Miles and I were milling around the book table in Costco last week and My Name is Mary Sutter by Robin Oliveira caught my eye. I had never heard of this book, but since we are planning a Civil War pilgrimage (sometime before the 150 Anniversary ends) I have been trying to find interesting historical novels about the Civil War so I’m not left aimlessly wandering around gift shops while Miles thrills in the history of Battlefields and weeps over the grave of General Stonewall Jackson’s arm. In other words, I too, want to know and care about the Civil War. :)
My Name is Mary Sutter is about a young woman who comes from a long generation of midwives and who is one herself. She wants more though - she wants to be a surgeon. The story that unfolds has four narrative layers: Mary’s struggle to become a surgeon, Mary’s romantic issues with three different men, her sometimes troubled relationship with her family, and the war itself.
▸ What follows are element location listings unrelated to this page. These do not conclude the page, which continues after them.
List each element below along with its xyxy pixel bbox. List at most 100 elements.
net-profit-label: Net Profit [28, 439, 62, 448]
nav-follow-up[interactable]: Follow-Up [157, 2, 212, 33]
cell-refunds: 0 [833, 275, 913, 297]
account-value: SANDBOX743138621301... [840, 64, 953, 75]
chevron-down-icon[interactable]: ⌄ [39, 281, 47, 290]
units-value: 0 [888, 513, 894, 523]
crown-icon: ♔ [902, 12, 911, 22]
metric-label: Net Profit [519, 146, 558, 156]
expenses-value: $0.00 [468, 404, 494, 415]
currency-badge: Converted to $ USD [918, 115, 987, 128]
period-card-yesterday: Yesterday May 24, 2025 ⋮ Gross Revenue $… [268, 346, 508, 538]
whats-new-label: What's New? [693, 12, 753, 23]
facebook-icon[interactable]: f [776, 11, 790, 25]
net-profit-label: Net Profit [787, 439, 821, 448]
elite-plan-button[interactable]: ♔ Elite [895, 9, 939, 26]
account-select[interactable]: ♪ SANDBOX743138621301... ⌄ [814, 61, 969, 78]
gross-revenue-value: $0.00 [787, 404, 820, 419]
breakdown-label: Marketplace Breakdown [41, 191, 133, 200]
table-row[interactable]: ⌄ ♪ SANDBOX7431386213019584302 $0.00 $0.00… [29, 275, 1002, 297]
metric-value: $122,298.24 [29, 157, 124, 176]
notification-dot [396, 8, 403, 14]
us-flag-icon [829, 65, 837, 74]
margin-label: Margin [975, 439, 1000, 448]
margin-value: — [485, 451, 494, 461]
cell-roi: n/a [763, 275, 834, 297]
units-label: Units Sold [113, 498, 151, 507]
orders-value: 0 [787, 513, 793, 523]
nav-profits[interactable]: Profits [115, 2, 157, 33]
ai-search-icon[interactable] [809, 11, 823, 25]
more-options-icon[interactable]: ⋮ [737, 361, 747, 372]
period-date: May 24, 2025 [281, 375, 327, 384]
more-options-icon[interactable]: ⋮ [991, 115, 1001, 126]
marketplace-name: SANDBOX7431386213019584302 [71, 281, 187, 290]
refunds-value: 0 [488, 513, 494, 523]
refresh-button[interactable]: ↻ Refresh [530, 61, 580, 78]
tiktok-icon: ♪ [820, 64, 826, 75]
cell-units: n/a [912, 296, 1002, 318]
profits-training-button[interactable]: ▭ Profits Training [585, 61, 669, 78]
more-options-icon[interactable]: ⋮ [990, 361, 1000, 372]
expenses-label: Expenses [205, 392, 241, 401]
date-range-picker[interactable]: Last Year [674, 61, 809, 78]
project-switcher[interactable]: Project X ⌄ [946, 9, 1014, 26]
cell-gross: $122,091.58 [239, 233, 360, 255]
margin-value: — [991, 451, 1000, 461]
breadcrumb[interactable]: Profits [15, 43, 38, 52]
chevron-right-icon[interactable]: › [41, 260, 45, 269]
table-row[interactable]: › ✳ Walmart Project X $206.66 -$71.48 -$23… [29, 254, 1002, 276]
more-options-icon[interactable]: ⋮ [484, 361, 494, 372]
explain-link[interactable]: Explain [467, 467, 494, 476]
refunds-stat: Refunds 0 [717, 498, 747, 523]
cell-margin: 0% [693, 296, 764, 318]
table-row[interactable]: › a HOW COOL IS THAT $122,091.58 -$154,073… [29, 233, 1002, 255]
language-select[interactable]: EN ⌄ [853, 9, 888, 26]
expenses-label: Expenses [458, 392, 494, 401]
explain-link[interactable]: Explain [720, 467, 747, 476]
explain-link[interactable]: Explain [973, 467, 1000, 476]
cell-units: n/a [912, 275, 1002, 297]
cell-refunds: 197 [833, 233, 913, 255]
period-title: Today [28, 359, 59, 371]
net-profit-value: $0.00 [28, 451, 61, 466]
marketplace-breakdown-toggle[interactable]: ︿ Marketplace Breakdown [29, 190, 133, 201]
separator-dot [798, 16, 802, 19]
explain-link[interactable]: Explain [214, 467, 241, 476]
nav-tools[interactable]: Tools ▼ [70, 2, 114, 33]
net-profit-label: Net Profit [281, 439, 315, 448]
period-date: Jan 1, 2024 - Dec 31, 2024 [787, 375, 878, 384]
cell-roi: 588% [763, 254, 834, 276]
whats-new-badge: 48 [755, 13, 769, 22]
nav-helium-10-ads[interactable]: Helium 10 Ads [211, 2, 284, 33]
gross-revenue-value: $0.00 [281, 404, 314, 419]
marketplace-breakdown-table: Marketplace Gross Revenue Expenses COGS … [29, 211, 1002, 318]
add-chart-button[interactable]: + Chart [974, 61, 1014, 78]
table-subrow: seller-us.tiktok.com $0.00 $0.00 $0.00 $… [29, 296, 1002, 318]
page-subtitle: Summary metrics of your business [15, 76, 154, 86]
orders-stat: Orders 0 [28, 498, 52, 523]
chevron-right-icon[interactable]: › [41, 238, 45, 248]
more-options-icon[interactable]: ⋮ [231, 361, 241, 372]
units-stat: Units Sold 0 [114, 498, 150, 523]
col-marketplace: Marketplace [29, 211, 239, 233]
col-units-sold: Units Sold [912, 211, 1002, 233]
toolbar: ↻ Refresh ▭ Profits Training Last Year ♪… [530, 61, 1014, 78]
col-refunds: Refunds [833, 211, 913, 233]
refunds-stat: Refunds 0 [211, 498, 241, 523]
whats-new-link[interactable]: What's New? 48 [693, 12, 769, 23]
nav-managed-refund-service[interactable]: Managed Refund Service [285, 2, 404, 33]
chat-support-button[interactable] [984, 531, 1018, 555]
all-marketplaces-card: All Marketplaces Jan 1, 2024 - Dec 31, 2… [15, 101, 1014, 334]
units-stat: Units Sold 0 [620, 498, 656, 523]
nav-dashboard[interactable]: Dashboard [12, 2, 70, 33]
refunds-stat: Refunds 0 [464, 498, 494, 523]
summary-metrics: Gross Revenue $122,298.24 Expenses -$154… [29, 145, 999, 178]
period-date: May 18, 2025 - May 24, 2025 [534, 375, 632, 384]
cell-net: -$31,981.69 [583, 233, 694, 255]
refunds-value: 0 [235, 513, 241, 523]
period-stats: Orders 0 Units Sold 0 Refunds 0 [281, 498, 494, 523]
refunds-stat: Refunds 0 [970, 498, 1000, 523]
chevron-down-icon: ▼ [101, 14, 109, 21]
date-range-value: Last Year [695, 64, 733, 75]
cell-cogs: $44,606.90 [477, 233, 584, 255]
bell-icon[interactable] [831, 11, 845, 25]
Overall, I really enjoyed this book. The story moved at a good pace until around the last 75 pages or so, when it became slow and cumbersome. Perhaps the author was trying to mirror the end of the war itself? In any case, the novel was well-researched (I fact checked with Miles) and when Oliveira wasn’t inserting melodramatic scenes of what she imagines Lincoln felt at his son’s death or when he was planning on writing the Emancipation Proclamation, the story moved seamlessly between chapters detailing historical events and the story of Mary’s many struggles and triumphs.
Oliveira’s prose was impressive as well. She was poetic without being sentimental. For instance, at one point Mary is looking up at the constellation of Cassiopeia:
“Mary was pondering the celestial queen rising to prominence in the southern sky. Ambitious, doomed, reckless. It was unfair, Mary thought, that the stars couldn’t rearrange themselves. That a queen who dared to question the gods would be forever stuck in such an unappealing posture.”
Finally, I think one the most satisfying aspects of this novel was that Mary was not a beautiful woman. It was so refreshing to have a heroine who didn’t catch every man’s eye because she had a willow thin waist and a propensity to faint whenever it was romantically convenient. Mary is a robust woman with frizzy hair, yet she’s attractive because of her confidence, compassion, and ambition. What a nice change to read about a woman who is valued for what she does and who she is, rather than how she looks.